Dengan sejumlah pendekatan tersebut, Kabupaten Sumedang akhirnya memvalidasi 128 ribu non DTKS atau rawan miskin baru. Dari angka tersebut, Kabupaten Sumedang memilah-milah mana KK yang berhak menerima bansos dari pusat, kemensos, provinsi, dan kabupaten/kota.
Bansos gubernur senilai Rp500 ribu merupakan salah satu dari sembilan pintu bantuan kepada warga terdampak pandemi COVID-19. Sembilan pintu itu adalah Kartu Program Keluarga Harapan (PKH), Kartu Sembako, bantuan sosial (bansos) dari presiden untuk perantau di Jabodetabek, Dana Desa (bagi kabupaten), Kartu Pra Kerja, bantuan tunai dari Kemensos, bansos gubernur, serta bansos dari kabupaten/kota.

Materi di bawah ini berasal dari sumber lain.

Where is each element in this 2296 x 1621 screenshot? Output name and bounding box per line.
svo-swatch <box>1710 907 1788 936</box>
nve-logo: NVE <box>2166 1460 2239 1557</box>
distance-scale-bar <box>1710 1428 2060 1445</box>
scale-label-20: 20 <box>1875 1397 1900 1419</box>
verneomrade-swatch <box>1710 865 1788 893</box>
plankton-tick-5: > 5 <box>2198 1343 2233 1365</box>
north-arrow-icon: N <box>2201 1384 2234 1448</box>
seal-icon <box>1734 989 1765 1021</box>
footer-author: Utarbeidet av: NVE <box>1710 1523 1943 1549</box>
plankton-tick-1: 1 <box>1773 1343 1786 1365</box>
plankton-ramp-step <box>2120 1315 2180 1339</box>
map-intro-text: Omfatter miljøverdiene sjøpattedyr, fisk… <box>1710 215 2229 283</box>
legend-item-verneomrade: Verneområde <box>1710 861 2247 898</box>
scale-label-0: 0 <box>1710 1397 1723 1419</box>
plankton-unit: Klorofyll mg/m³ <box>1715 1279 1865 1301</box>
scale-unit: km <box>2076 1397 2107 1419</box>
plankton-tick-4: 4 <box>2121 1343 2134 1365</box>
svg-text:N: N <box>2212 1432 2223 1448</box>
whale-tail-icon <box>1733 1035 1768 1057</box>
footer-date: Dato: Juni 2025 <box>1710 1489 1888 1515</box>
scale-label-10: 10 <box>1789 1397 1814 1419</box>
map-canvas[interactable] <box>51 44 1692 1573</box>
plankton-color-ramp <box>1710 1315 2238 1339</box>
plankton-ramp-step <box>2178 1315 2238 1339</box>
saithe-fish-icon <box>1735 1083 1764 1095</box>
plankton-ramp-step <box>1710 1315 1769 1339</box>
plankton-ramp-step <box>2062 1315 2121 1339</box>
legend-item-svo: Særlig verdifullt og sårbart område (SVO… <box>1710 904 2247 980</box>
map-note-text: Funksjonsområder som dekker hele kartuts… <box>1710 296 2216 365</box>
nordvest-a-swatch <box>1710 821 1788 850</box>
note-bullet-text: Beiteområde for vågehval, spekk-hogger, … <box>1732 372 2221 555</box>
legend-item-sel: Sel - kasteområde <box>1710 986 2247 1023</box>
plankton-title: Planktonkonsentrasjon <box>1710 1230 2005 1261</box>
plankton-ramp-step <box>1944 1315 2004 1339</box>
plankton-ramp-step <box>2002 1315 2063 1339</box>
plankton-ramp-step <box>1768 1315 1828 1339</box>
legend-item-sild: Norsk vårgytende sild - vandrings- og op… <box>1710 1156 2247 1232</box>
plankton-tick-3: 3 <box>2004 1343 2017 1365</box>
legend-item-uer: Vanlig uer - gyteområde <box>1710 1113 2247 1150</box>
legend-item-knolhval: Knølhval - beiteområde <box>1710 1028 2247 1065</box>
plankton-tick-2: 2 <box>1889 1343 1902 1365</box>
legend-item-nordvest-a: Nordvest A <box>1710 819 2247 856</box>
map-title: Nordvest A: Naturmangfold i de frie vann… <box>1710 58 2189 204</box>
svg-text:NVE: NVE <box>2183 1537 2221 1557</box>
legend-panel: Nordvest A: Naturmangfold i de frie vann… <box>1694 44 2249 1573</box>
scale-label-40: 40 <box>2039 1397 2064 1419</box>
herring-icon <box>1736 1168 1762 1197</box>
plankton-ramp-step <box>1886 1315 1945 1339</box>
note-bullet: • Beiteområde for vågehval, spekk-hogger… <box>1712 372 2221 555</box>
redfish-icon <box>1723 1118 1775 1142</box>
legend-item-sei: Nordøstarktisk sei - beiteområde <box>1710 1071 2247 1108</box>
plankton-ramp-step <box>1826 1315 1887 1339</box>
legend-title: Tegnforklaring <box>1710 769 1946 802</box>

"128 ribu berbagai pintu bantuan. Dan itu hanya bisa dilakukan kalau kita bisa menyelesaikan data non DTKS. Kita bisa mapping. Data sudah terverifikasi by name by address baru kita pasing mana ke pusat, provinsi, kab, desa," katanya.
Herman menegaskan, dengan pendataan yang akurat, penyaluran bansos tidak akan menjadi polemik di masyarakat. Dampak sosial dan ekonomi akibat pandemi COVID-19 pun bisa tertangani.
"Polemik bisa diminimalisasi, masyarakat juga tenang. Oh, ini pintunya ini. Pintu ini dapat sekian. Jadi, kami juga bisa menyampaikan sampai angka by name by address. Walaupun sekarang dicairkan kabupaten, nanti ada provinsi, dan pusat. Mereka (masayrakat) dapat kepastian," ucapnya.